The evacuation is expected to take place from Quneitra, which straddles the frontier with the Israeli-occupied Golan Heights and where the civil defense team is trapped. It is the last sliver of land still outside government control in the region.
Since the government offensive began in June, the area along the frontier with the Golan Heights has been the safest in the southwestern region, attracting hundreds of displaced people because is along the disengagement line with Israel demarcated in 1974 after a war. The Syrian government is unlikely to fire there or carry out airstrikes.
Negotiations are also ongoing to evacuate armed rebels and their families who don’t want to accept the return of the rule of Bashar Assad’s government to Quneitra, which the rebels have controlled for years. The fighters will be evacuated to the northern part of Syria, where the opposition still holds sway.
Except for that sliver of land, the southern tip of the southwestern region lies along the border with Jordan and the Golan Heights and is occupied by a Daesh-affiliated group.
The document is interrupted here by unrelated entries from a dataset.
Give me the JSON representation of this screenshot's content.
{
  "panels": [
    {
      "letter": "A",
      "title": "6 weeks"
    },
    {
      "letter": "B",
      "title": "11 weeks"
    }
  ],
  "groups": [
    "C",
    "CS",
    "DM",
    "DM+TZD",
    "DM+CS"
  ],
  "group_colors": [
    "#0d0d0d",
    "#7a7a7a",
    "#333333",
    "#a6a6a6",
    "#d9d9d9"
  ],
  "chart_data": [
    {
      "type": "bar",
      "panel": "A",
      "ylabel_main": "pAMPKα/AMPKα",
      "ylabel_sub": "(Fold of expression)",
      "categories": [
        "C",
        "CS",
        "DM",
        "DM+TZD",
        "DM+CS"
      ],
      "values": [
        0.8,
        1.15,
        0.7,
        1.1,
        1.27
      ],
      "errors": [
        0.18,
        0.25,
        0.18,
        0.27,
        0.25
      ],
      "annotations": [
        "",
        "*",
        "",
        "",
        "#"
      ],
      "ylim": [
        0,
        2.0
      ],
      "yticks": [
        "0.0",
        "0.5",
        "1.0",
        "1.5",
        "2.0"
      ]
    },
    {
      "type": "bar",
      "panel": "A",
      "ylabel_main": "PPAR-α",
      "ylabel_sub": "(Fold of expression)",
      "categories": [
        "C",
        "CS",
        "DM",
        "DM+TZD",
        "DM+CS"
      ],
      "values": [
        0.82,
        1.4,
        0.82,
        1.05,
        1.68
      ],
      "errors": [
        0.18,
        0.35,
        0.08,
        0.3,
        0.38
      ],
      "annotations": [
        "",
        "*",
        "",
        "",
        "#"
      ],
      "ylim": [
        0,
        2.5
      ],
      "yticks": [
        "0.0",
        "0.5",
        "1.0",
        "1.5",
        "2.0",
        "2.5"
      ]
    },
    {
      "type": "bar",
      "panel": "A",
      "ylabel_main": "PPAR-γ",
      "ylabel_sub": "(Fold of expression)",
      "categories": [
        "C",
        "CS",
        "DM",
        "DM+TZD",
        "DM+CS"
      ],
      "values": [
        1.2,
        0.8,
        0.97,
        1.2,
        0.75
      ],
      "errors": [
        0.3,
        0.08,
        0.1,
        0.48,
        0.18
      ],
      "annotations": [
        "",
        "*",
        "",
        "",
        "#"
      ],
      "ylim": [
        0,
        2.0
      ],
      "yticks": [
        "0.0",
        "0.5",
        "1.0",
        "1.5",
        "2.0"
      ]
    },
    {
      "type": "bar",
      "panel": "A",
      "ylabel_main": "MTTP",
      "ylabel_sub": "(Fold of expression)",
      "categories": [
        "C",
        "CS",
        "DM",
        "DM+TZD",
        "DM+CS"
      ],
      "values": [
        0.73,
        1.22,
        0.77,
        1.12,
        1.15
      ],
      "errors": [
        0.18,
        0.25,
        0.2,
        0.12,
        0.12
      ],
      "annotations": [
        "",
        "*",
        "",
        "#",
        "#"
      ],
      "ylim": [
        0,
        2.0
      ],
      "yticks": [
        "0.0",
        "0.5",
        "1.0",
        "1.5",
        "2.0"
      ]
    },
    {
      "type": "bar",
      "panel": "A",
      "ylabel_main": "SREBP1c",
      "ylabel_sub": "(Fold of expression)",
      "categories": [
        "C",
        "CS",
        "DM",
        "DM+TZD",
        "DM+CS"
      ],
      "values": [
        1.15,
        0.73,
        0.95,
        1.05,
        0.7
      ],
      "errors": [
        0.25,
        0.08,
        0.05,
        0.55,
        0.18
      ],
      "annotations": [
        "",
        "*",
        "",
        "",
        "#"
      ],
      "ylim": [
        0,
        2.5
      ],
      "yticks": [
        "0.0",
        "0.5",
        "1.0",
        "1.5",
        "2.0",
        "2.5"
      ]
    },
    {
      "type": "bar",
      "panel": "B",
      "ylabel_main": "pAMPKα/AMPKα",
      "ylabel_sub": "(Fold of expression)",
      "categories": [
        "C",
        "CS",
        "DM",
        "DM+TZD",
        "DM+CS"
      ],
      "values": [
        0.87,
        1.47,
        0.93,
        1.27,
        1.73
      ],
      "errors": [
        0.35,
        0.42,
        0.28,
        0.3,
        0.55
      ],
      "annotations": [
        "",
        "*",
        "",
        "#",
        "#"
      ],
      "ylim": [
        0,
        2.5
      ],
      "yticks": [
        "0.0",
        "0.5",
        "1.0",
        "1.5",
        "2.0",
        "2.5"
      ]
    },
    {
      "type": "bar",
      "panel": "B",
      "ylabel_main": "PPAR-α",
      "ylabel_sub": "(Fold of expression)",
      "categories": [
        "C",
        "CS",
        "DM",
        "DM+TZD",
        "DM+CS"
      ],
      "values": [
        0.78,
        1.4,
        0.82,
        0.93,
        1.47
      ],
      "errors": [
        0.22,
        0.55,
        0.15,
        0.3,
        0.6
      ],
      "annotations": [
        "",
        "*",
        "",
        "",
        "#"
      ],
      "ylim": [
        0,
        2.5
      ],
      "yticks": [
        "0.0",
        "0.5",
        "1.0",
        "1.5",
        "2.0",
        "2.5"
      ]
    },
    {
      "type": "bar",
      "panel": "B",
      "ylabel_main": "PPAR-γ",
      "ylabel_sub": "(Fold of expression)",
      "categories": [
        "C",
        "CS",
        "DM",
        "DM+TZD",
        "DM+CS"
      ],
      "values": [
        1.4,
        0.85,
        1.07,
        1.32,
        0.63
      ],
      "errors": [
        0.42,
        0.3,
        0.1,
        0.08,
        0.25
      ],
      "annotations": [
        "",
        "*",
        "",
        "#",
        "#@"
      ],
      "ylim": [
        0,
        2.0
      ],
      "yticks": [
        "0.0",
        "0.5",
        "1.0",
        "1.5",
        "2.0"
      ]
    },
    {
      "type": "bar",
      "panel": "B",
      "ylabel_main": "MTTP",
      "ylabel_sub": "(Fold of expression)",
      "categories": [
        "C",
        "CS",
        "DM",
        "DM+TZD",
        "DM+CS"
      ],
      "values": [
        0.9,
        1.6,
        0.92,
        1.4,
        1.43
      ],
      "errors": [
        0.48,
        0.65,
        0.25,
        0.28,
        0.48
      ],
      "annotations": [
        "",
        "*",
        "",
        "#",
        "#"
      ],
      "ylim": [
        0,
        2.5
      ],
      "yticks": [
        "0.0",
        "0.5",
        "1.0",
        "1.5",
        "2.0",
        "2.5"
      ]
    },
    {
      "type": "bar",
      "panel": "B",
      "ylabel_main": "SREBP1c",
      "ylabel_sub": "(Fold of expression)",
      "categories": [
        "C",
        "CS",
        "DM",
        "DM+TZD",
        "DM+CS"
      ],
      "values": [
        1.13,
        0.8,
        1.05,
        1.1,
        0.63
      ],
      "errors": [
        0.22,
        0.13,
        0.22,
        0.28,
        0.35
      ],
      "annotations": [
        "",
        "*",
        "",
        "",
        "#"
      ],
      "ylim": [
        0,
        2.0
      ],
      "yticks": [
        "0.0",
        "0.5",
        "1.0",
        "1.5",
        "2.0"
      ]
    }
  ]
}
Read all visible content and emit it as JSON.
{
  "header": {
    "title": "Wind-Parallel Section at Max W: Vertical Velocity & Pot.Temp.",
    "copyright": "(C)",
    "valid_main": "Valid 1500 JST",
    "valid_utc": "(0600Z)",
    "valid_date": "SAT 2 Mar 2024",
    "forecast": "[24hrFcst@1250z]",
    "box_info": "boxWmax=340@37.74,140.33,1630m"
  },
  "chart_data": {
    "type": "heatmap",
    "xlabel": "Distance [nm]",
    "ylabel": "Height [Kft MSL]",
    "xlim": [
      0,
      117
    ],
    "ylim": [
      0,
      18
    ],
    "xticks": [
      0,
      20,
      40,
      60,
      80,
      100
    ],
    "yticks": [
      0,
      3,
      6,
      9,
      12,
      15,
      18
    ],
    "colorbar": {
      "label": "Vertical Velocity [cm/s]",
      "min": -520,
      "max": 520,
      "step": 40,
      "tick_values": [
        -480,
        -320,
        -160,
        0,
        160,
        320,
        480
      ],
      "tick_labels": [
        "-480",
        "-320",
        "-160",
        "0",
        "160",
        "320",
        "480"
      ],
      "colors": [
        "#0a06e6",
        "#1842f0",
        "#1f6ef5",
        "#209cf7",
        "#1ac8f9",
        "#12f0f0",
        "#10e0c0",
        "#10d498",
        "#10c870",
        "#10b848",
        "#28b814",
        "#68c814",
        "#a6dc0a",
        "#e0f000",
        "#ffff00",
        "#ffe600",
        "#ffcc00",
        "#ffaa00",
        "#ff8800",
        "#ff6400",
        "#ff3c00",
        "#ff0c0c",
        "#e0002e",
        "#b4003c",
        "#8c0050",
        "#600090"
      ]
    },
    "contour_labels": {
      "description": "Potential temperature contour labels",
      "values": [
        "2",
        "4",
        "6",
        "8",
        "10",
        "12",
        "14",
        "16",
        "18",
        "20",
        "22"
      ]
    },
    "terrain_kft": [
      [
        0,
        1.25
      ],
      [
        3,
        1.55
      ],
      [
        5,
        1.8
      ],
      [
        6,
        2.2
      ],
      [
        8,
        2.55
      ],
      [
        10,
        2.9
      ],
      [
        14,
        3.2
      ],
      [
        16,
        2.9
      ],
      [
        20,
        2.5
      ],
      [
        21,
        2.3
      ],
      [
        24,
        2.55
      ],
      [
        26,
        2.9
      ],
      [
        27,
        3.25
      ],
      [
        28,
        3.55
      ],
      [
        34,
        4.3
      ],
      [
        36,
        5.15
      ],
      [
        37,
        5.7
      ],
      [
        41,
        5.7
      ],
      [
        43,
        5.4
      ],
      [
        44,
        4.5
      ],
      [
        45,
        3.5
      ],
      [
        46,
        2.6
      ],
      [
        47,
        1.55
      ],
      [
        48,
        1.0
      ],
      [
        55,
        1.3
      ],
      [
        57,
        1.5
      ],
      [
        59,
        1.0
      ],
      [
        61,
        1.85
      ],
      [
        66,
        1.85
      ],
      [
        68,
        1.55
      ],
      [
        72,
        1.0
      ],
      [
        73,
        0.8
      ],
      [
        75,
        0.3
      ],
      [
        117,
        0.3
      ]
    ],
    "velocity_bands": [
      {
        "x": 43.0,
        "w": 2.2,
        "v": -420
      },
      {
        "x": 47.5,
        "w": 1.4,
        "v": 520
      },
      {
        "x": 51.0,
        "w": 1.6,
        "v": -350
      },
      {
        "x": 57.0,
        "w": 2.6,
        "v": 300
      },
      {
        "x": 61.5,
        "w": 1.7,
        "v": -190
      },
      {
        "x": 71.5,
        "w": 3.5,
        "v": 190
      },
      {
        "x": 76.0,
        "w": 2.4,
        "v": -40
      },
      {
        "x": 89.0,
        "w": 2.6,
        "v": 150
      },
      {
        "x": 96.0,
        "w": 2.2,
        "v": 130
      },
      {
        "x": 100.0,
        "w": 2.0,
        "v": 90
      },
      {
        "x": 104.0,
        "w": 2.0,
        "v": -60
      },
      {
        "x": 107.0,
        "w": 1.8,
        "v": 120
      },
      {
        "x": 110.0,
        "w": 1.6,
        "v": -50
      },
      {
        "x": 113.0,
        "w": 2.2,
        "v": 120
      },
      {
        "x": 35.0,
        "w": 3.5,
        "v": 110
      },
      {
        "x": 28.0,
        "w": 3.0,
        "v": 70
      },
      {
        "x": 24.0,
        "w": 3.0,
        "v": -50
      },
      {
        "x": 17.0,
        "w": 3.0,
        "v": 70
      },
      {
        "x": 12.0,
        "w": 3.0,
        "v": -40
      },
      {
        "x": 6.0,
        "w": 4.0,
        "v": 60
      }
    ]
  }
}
The area is expected to be the target of the next government advances and the civil defense teams don’t operate there.
The White Helmets are not without controversy. They only operate in opposition-held areas, where government services are almost non-existent and aerial bombings are recurrent. Syrian government supporters accuse them of being politically affiliated with the rebel groups. Russia and the Syrian government have repeatedly accused them of staging chemical attacks in opposition areas, a charge that has never been proven.
They have continued to receive US support even as President Donald Trump presses ahead with his plans to withdraw all American forces from Syria as soon as Islamic State forces are routed.
In June, the State Department freed up a small portion — $6.6 million out of some $200 million — in frozen funding for Syria stabilization programs to keep the White Helmets operating through the end of this year.
In other parts of Syria, where government control has been restored, civil defense volunteers have almost always evacuated to other opposition-controlled areas. It is not clear why this time they will be evacuated out of the country.